疲れているとは思うが、まずは礼拝堂でお祈りをしなさい。
それが済んだら、温かいオムレツを出してあげよう。」
「お母様よりは、優しい人ね。」私はクスっと笑って言った。
「君のお母様も、優しい人ですよ。」
「そんなわけないじゃない。
一度も振り返らずに、行っちゃったわ。」
「それが、優しさなのです。
お母様がなごり惜しむ姿を見せたら、君はもっとなごり惜しくなる。
お母様が涙を見せたら、君はもっと泣きたくなる。
そっけないほうが良いのです。別れというのは。」
神父さまの言うことは、
当時の私にはまだ、あまりよくわからなかったわ。
神父さまは、大きな木の扉を開けた。
うわぁ!
とても大きな教会だったわ。私の町の教会の、3倍くらいはある。
天井がとても高いの。窓から差し込む光は、まるで天国への階段みたい。
でも、装飾はそっけない。お金が足りなかったのかしら?
でも、「質素ね」とか言ってはダメなのよ。修道院では失礼のないように振る舞わなきゃ。

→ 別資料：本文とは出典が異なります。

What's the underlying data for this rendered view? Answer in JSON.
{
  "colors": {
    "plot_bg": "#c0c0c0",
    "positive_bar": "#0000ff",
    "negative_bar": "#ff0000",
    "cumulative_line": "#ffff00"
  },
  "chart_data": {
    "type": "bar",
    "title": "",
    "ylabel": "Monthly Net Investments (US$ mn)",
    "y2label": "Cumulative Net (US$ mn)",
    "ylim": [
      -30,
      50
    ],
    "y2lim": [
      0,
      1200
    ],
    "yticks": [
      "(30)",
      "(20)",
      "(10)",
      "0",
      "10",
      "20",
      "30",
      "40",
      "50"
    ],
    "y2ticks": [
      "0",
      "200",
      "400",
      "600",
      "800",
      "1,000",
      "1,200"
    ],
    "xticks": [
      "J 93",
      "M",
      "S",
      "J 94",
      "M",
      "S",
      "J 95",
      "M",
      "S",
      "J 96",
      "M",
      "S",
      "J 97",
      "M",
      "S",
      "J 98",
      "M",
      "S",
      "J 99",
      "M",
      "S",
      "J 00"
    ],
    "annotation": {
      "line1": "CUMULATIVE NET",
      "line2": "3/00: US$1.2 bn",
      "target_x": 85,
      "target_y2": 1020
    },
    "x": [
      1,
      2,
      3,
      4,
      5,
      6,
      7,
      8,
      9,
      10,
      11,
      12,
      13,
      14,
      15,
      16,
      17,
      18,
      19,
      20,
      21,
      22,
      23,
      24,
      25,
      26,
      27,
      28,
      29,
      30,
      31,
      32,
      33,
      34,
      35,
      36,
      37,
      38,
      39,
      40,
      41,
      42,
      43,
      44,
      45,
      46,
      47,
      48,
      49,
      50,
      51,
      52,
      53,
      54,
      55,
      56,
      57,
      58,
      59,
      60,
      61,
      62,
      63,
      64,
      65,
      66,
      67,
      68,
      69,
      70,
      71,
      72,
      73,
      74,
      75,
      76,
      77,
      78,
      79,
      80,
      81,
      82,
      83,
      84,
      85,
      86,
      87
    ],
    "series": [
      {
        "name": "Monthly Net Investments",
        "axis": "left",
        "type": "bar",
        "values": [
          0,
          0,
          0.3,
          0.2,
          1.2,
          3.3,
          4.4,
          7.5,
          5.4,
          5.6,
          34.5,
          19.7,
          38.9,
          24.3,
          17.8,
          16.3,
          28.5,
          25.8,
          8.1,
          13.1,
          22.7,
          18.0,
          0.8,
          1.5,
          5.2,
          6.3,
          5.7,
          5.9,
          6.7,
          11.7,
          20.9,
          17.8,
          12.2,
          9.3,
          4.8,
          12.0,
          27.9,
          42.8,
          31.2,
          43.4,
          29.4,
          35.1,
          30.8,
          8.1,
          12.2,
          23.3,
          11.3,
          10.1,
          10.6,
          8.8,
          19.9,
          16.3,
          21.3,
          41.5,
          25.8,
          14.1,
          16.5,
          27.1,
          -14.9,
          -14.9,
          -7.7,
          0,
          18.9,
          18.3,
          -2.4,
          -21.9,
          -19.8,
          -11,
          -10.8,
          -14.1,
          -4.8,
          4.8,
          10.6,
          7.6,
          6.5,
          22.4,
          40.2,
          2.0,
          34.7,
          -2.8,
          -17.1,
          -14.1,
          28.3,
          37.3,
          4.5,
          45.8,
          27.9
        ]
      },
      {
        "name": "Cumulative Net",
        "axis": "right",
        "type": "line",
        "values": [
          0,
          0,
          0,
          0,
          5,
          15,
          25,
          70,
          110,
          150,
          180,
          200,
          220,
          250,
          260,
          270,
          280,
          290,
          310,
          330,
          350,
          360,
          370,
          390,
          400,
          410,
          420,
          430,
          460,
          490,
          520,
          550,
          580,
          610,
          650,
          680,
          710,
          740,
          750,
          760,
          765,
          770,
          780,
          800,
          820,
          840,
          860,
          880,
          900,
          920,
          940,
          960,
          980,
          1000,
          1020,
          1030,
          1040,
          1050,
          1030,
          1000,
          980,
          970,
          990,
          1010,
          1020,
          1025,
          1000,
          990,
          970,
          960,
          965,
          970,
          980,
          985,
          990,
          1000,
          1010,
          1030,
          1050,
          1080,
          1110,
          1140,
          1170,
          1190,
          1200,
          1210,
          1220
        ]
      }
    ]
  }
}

私は祭壇までいくと、ひざまづいて、イエス様に祈りをささげた。
「さぁてと。
神父さま、オムレツはどこ?」
「ここからは修道女に引き継いで、寄宿舎を案内させよう。
オムレツは、食堂で食べられるはずだよ。
…それと、
私は神父ではありませんよ。一介の修道士にすぎません。
男性の修道者のことを、修道士というのですよ。
ではこれで。ごきげんよう。」
教会には、前方にも出入り口があったわ。
そこに、修道女のおばさまが待ちかまえていた。
「あなたがマリアンヌね?ようこそおいでなさって。」
「どうもありがとう。」
「あなた、お年はいくつなの?」
「10才になりました。」
「そう。なら幼年棟ね。
…10才ですって!?ずいぶん幼く見えるけど、
あなた、栄養は足りているの!?」
「そうなんです。私、オムレツが足りていないんです。」
「まぁ!それは大変だわ!
すぐにお食事の支度をさせますけど、
まずはお部屋に荷物を置いて、着替えてらっしゃい。